As one of the sponsors of the measure, I should like to welcome the fact that we are making progress. However, may I ask my hon. Friend to consider carefully the fact that, when disabled people receive an adequate degree of support, they are frequently no longer a burden on the social services, because they are able to earn? That is one of the most important features of the Act.
It is one of the most important features of the Act, and one of the main thrusts of Government policy, to enable an increasing number of disabled people to have access to employment and education.
Will the Minister confirm that the Government will not fully implement the Act because they will be embarrassed by the amount of unmet need that will be revealed by implementation? Will he recognise that the Government's failure to implement the Act is damaging to disabled school leavers, to young people leaving hospital and to those who care for disabled people? Why does he not implement the Act?
We remain committed to the phased implementation of the legislation. That always was the Government's intention and we intend to continue the steady progress in that direction.

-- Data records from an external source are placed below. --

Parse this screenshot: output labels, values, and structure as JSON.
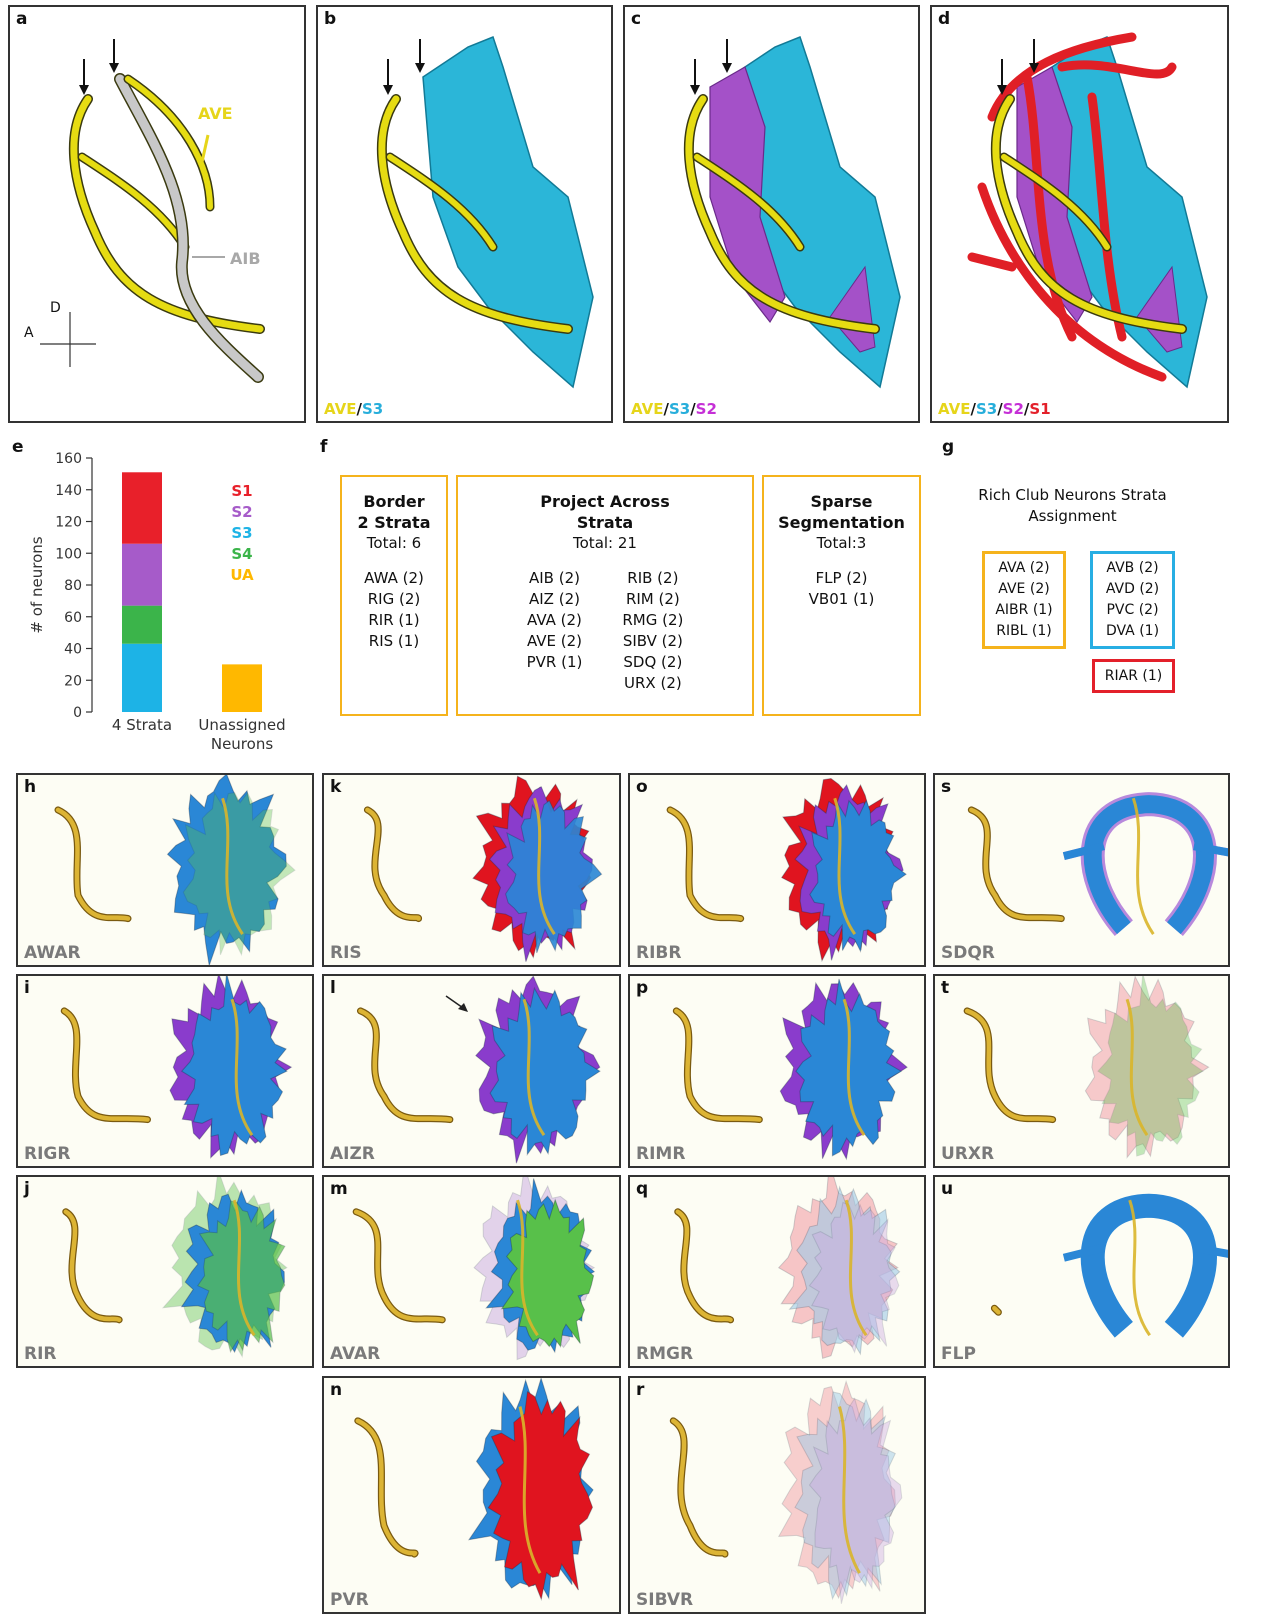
{
  "panel_a": {
    "letter": "a",
    "labels": {
      "ave": "AVE",
      "aib": "AIB",
      "dorsal": "D",
      "anterior": "A"
    }
  },
  "panels_bcd": [
    {
      "letter": "b",
      "caption": [
        {
          "text": "AVE",
          "color": "#e6d51a"
        },
        {
          "text": "/"
        },
        {
          "text": "S3",
          "color": "#27aedb"
        }
      ]
    },
    {
      "letter": "c",
      "caption": [
        {
          "text": "AVE",
          "color": "#e6d51a"
        },
        {
          "text": "/"
        },
        {
          "text": "S3",
          "color": "#27aedb"
        },
        {
          "text": "/"
        },
        {
          "text": "S2",
          "color": "#c52fd6"
        }
      ]
    },
    {
      "letter": "d",
      "caption": [
        {
          "text": "AVE",
          "color": "#e6d51a"
        },
        {
          "text": "/"
        },
        {
          "text": "S3",
          "color": "#27aedb"
        },
        {
          "text": "/"
        },
        {
          "text": "S2",
          "color": "#c52fd6"
        },
        {
          "text": "/"
        },
        {
          "text": "S1",
          "color": "#e3202a"
        }
      ]
    }
  ],
  "panel_e": {
    "letter": "e"
  },
  "chart_data": {
    "type": "stacked-bar",
    "ylabel": "# of neurons",
    "categories": [
      "4 Strata",
      "Unassigned Neurons"
    ],
    "series": [
      {
        "name": "S1",
        "color": "#e8202a",
        "values": [
          45,
          null
        ]
      },
      {
        "name": "S2",
        "color": "#a65bc9",
        "values": [
          39,
          null
        ]
      },
      {
        "name": "S3",
        "color": "#1db3e6",
        "values": [
          43,
          null
        ]
      },
      {
        "name": "S4",
        "color": "#3bb44a",
        "values": [
          24,
          null
        ]
      },
      {
        "name": "UA",
        "color": "#ffb800",
        "values": [
          null,
          30
        ]
      }
    ],
    "stack_order": [
      2,
      3,
      1,
      0,
      4
    ],
    "ylim": [
      0,
      160
    ],
    "yticks": [
      0,
      20,
      40,
      60,
      80,
      100,
      120,
      140,
      160
    ],
    "grid": false
  },
  "panel_f": {
    "letter": "f",
    "boxes": [
      {
        "title": [
          "Border",
          "2 Strata"
        ],
        "total": "Total: 6",
        "columns": [
          [
            "AWA (2)",
            "RIG (2)",
            "RIR (1)",
            "RIS (1)"
          ]
        ]
      },
      {
        "title": [
          "Project Across",
          "Strata"
        ],
        "total": "Total: 21",
        "columns": [
          [
            "AIB (2)",
            "AIZ (2)",
            "AVA (2)",
            "AVE (2)",
            "PVR (1)"
          ],
          [
            "RIB (2)",
            "RIM (2)",
            "RMG (2)",
            "SIBV (2)",
            "SDQ (2)",
            "URX (2)"
          ]
        ]
      },
      {
        "title": [
          "Sparse",
          "Segmentation"
        ],
        "total": "Total:3",
        "columns": [
          [
            "FLP (2)",
            "VB01 (1)"
          ]
        ]
      }
    ]
  },
  "panel_g": {
    "letter": "g",
    "title": [
      "Rich Club Neurons Strata",
      "Assignment"
    ],
    "groups": [
      {
        "color": "#f5b31c",
        "items": [
          "AVA (2)",
          "AVE (2)",
          "AIBR (1)",
          "RIBL (1)"
        ]
      },
      {
        "color": "#27aee3",
        "items": [
          "AVB (2)",
          "AVD (2)",
          "PVC (2)",
          "DVA (1)"
        ]
      },
      {
        "color": "#e3202a",
        "items": [
          "RIAR (1)"
        ]
      }
    ]
  },
  "render_panels": [
    {
      "letter": "h",
      "caption": "AWAR"
    },
    {
      "letter": "i",
      "caption": "RIGR"
    },
    {
      "letter": "j",
      "caption": "RIR"
    },
    {
      "letter": "k",
      "caption": "RIS"
    },
    {
      "letter": "l",
      "caption": "AIZR"
    },
    {
      "letter": "m",
      "caption": "AVAR"
    },
    {
      "letter": "n",
      "caption": "PVR"
    },
    {
      "letter": "o",
      "caption": "RIBR"
    },
    {
      "letter": "p",
      "caption": "RIMR"
    },
    {
      "letter": "q",
      "caption": "RMGR"
    },
    {
      "letter": "r",
      "caption": "SIBVR"
    },
    {
      "letter": "s",
      "caption": "SDQR"
    },
    {
      "letter": "t",
      "caption": "URXR"
    },
    {
      "letter": "u",
      "caption": "FLP"
    }
  ]
}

Is the Minister aware that, despite his reassuring tones, there is grave concern about the Government's clear failure to implement sections of the Act which deal with such matters as advocacy, the scandal of people being discharged from long-stay hospitals and other vital matters concerning the disabled? Many people in local government will take exception to the Minister's implied suggestion most of this afternoon that local authorities are responsible for the delay. Just as the Government refused to listen to local authorities about the Social Security Act 1986, which takes away from disabled persons, they are failing to take on board the strong views of local authorities that it is imperative for the Government to implement fully the decision of the House in terms of this Act.
It is worth reminding the House that by the production of extra resources to help disabled people and by the actions that the Government have taken, in a statutory sense, to provide access to employment, transport, the countryside and elsewhere, the Government have shown their commitment to disabled people. The Act set out the framework for progress, but detailed discussions need to take place about the implementation of individual sections of the Act, and we are engaged in that.